Just last week I learned that the ancient Greeks had two words for time, chronos (the unfeeling time that flies by before us) and kairos (the human time of creating an opportunity for something important).
Often each week I’m asked how I get so much done. I used to reply with a shrug of my shoulders. Now I reply, “kairos.”
In the last week I prepared a command-wide presentation for our top executives, supported my son (he’s 2-and-a-half years old) through his fourth emergency brain surgery of the year, ran a half marathon, orchestrated a 70-person off-site session, attended a retirement celebration and an Elks club spaghetti feed, worked four days (plus 2 hours on the weekend) and read two books. Oh, and I blogged some too and did four loads of laundry. I also read books to my children every night, helped them with their prayers and kissed them before they went to bed. And, I think I got in a snuggle while watching a movie with my husband.

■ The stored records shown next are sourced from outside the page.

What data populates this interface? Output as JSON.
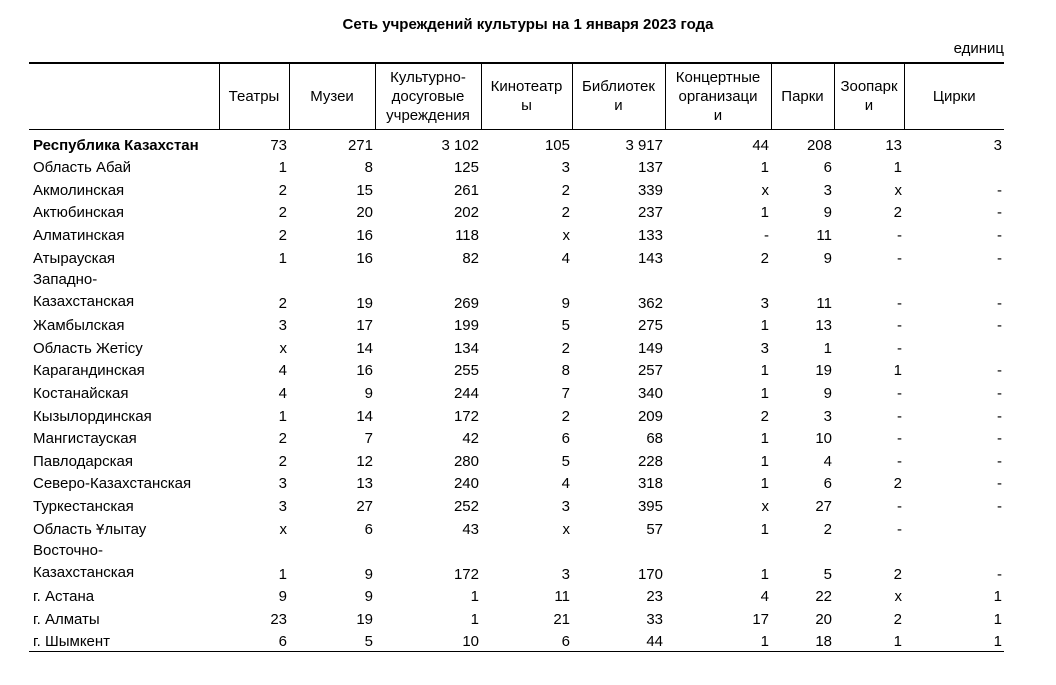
{
  "title": "Сеть учреждений культуры на 1 января 2023 года",
  "units": "единиц",
  "columns": [
    "",
    "Театры",
    "Музеи",
    "Культурно-досуговые учреждения",
    "Кинотеатры",
    "Библиотеки",
    "Концертные организации",
    "Парки",
    "Зоопарки",
    "Цирки"
  ],
  "column_lines": [
    [
      ""
    ],
    [
      "Театры"
    ],
    [
      "Музеи"
    ],
    [
      "Культурно-",
      "досуговые",
      "учреждения"
    ],
    [
      "Кинотеатр",
      "ы"
    ],
    [
      "Библиотек",
      "и"
    ],
    [
      "Концертные",
      "организаци",
      "и"
    ],
    [
      "Парки"
    ],
    [
      "Зоопарк",
      "и"
    ],
    [
      "Цирки"
    ]
  ],
  "rows": [
    {
      "name": "Республика Казахстан",
      "values": [
        "73",
        "271",
        "3 102",
        "105",
        "3 917",
        "44",
        "208",
        "13",
        "3"
      ]
    },
    {
      "name": "Область Абай",
      "values": [
        "1",
        "8",
        "125",
        "3",
        "137",
        "1",
        "6",
        "1",
        ""
      ]
    },
    {
      "name": "Акмолинская",
      "values": [
        "2",
        "15",
        "261",
        "2",
        "339",
        "x",
        "3",
        "x",
        "-"
      ]
    },
    {
      "name": "Актюбинская",
      "values": [
        "2",
        "20",
        "202",
        "2",
        "237",
        "1",
        "9",
        "2",
        "-"
      ]
    },
    {
      "name": "Алматинская",
      "values": [
        "2",
        "16",
        "118",
        "x",
        "133",
        "-",
        "11",
        "-",
        "-"
      ]
    },
    {
      "name": "Атырауская",
      "values": [
        "1",
        "16",
        "82",
        "4",
        "143",
        "2",
        "9",
        "-",
        "-"
      ]
    },
    {
      "name": "Западно-Казахстанская",
      "name_lines": [
        "Западно-",
        "Казахстанская"
      ],
      "values": [
        "2",
        "19",
        "269",
        "9",
        "362",
        "3",
        "11",
        "-",
        "-"
      ]
    },
    {
      "name": "Жамбылская",
      "values": [
        "3",
        "17",
        "199",
        "5",
        "275",
        "1",
        "13",
        "-",
        "-"
      ]
    },
    {
      "name": "Область Жетісу",
      "values": [
        "x",
        "14",
        "134",
        "2",
        "149",
        "3",
        "1",
        "-",
        ""
      ]
    },
    {
      "name": "Карагандинская",
      "values": [
        "4",
        "16",
        "255",
        "8",
        "257",
        "1",
        "19",
        "1",
        "-"
      ]
    },
    {
      "name": "Костанайская",
      "values": [
        "4",
        "9",
        "244",
        "7",
        "340",
        "1",
        "9",
        "-",
        "-"
      ]
    },
    {
      "name": "Кызылординская",
      "values": [
        "1",
        "14",
        "172",
        "2",
        "209",
        "2",
        "3",
        "-",
        "-"
      ]
    },
    {
      "name": "Мангистауская",
      "values": [
        "2",
        "7",
        "42",
        "6",
        "68",
        "1",
        "10",
        "-",
        "-"
      ]
    },
    {
      "name": "Павлодарская",
      "values": [
        "2",
        "12",
        "280",
        "5",
        "228",
        "1",
        "4",
        "-",
        "-"
      ]
    },
    {
      "name": "Северо-Казахстанская",
      "values": [
        "3",
        "13",
        "240",
        "4",
        "318",
        "1",
        "6",
        "2",
        "-"
      ]
    },
    {
      "name": "Туркестанская",
      "values": [
        "3",
        "27",
        "252",
        "3",
        "395",
        "x",
        "27",
        "-",
        "-"
      ]
    },
    {
      "name": "Область Ұлытау",
      "values": [
        "x",
        "6",
        "43",
        "x",
        "57",
        "1",
        "2",
        "-",
        ""
      ]
    },
    {
      "name": "Восточно-Казахстанская",
      "name_lines": [
        "Восточно-",
        "Казахстанская"
      ],
      "values": [
        "1",
        "9",
        "172",
        "3",
        "170",
        "1",
        "5",
        "2",
        "-"
      ]
    },
    {
      "name": "г. Астана",
      "values": [
        "9",
        "9",
        "1",
        "11",
        "23",
        "4",
        "22",
        "x",
        "1"
      ]
    },
    {
      "name": "г. Алматы",
      "values": [
        "23",
        "19",
        "1",
        "21",
        "33",
        "17",
        "20",
        "2",
        "1"
      ]
    },
    {
      "name": "г. Шымкент",
      "values": [
        "6",
        "5",
        "10",
        "6",
        "44",
        "1",
        "18",
        "1",
        "1"
      ]
    }
  ]
}
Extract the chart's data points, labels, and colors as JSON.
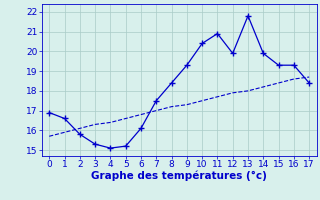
{
  "x": [
    0,
    1,
    2,
    3,
    4,
    5,
    6,
    7,
    8,
    9,
    10,
    11,
    12,
    13,
    14,
    15,
    16,
    17
  ],
  "y_temp": [
    16.9,
    16.6,
    15.8,
    15.3,
    15.1,
    15.2,
    16.1,
    17.5,
    18.4,
    19.3,
    20.4,
    20.9,
    19.9,
    21.8,
    19.9,
    19.3,
    19.3,
    18.4
  ],
  "y_trend": [
    15.7,
    15.9,
    16.1,
    16.3,
    16.4,
    16.6,
    16.8,
    17.0,
    17.2,
    17.3,
    17.5,
    17.7,
    17.9,
    18.0,
    18.2,
    18.4,
    18.6,
    18.7
  ],
  "line_color": "#0000cc",
  "bg_color": "#d8f0ec",
  "grid_color": "#aaccc8",
  "xlabel": "Graphe des températures (°c)",
  "xlim": [
    -0.5,
    17.5
  ],
  "ylim": [
    14.7,
    22.4
  ],
  "yticks": [
    15,
    16,
    17,
    18,
    19,
    20,
    21,
    22
  ],
  "xticks": [
    0,
    1,
    2,
    3,
    4,
    5,
    6,
    7,
    8,
    9,
    10,
    11,
    12,
    13,
    14,
    15,
    16,
    17
  ],
  "tick_fontsize": 6.5,
  "xlabel_fontsize": 7.5
}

I get so much done because I am constantly making time work for me. Now, granted, I’ve been practicing at this for years and I’ve got some natural energy that I attribute to a genetic gift from my grandmother, but I also look at time as kairos not chronos. Time doesn’t control me. Time works for me.
Whether you read Covey’s words about “first things first” or Drucker’s Effective Executive, the gurus tell you that harnessing your time to your purposes is the sure route to improving your performance and gaining the success you desire. They believe in the power of kairos.
I think Peter Senge would tell you that you have a flawed mental model if you only assume time is chronos. Break that mental model. Add kairos to time and see what happens after you believe that you can create time.
Seek out kairos. You’ll be surprised how much time you find.